A well-tested approach to circumvent these issues regarding data protection is to work with simulation data. However, it is important to consider how effective working solely with simulation data is, as real data adds value through realism and variety, authenticity of sensor data such as sensor error and noise, and environmental error. Simulation data offer the advantage of ensuring controlled, repeatable environments and help systematically investigate specific scenarios. Real training data, on the other hand, are essential to ensure that the developed systems function reliably and safely in the real, unpredictable, and complex world. It is therefore sensible and optimal to integrate the simulation data into the collected, recorded real data.
Some of these questions are addressed in jbDATA. Publicly available data are primarily used for the work in the project. Before this data is utilized, it is important to clarify exactly which requirements must be fulfilled and which data are needed. For example, metadata, which are additional information about the data, play a significant role, as does ensuring that the recorded scenarios match the cases to be tested. Once the requirements have been defined, a suitable data set is sought that can be used for the scenarios. Public datasets can often be used in a research context, but the question is whether this also applies to industrial research and whether corresponding requirements are met. At jbDATA, an exchange regarding the requirements between partner projects is planned, where external and internal requirements are to be combined.

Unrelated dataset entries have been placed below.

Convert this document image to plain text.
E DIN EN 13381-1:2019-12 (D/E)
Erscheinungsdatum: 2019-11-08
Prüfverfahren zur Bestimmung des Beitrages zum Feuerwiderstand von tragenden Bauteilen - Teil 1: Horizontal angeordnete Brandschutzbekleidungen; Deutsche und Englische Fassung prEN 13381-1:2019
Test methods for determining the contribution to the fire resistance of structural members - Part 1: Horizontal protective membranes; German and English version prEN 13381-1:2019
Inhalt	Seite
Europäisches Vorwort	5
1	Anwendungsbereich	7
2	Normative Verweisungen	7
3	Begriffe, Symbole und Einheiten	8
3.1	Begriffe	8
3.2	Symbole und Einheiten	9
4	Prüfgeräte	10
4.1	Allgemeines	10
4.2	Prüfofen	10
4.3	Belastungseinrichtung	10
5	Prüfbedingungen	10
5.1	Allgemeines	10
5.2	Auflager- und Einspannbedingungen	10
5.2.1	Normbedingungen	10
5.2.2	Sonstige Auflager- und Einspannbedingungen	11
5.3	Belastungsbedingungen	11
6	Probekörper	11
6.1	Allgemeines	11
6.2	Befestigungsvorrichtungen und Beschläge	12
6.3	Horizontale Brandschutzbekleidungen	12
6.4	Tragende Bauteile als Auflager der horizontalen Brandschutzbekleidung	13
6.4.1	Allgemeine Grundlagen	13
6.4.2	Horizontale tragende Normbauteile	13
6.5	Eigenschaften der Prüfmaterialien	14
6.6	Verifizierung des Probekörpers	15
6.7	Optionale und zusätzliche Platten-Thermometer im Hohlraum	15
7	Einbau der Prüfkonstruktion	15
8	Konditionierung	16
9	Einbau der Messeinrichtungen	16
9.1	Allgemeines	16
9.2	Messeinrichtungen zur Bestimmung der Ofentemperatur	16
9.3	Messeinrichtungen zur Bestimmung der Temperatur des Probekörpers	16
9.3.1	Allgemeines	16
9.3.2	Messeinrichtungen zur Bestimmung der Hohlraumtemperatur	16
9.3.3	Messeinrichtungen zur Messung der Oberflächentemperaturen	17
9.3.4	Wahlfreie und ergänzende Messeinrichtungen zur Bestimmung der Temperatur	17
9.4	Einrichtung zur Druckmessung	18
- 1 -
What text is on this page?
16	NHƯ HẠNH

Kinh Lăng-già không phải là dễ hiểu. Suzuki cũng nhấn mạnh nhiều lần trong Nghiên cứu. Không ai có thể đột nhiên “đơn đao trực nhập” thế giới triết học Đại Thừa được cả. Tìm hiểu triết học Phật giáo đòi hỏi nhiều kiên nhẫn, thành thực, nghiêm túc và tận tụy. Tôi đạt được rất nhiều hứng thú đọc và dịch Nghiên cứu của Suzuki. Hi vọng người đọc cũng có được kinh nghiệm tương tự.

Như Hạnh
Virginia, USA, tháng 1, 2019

Furthermore, in the jbDATA project, an exemplary dataset will be collected, which is intended to serve as basis for an industrially usable dataset. Solutions to the common problems mentioned could involve ensuring data protection through anonymization procedures, the removal or obliteration of persons, or to recreate the images or scenes with actors who assign their data protection rights as part of a contract.
The project partners have set themselves the goal of making this data set accessible for research outside the consortium. It is particularly important to ensure that the dataset can be processed by any user for their specific purposes, primarily consisting of relevant corner cases, datasets, and scenarios.
At jbDATA, the first step is to define scenarios and corner cases for the data set. These are used to describe specific, challenging situations. The requirements for the corner cases were developed and defined in a workshop. Milestone report 1 (02/24) identifies the two specific use cases for jbDATA and defines them within the context of the project.
- VRU (Vulnerable Road Users): Wide range of applications for object detection, instance segmentation, motion prediction, pose estimation, etc. of VRUs
- Corner case detection: Focus on unknown objects and behavior patterns.
The goal of just better DATA is to generate a distinctive, variable, and long-term usable dataset. If possible and technically feasible, requirements from other projects will also be integrated.
In the next step, at the project meeting in June 2024, the requirements for an industrially relevant dataset will be discussed and explored. The path to relevant data and datasets for AI training will be successfully continued within the just better DATA project.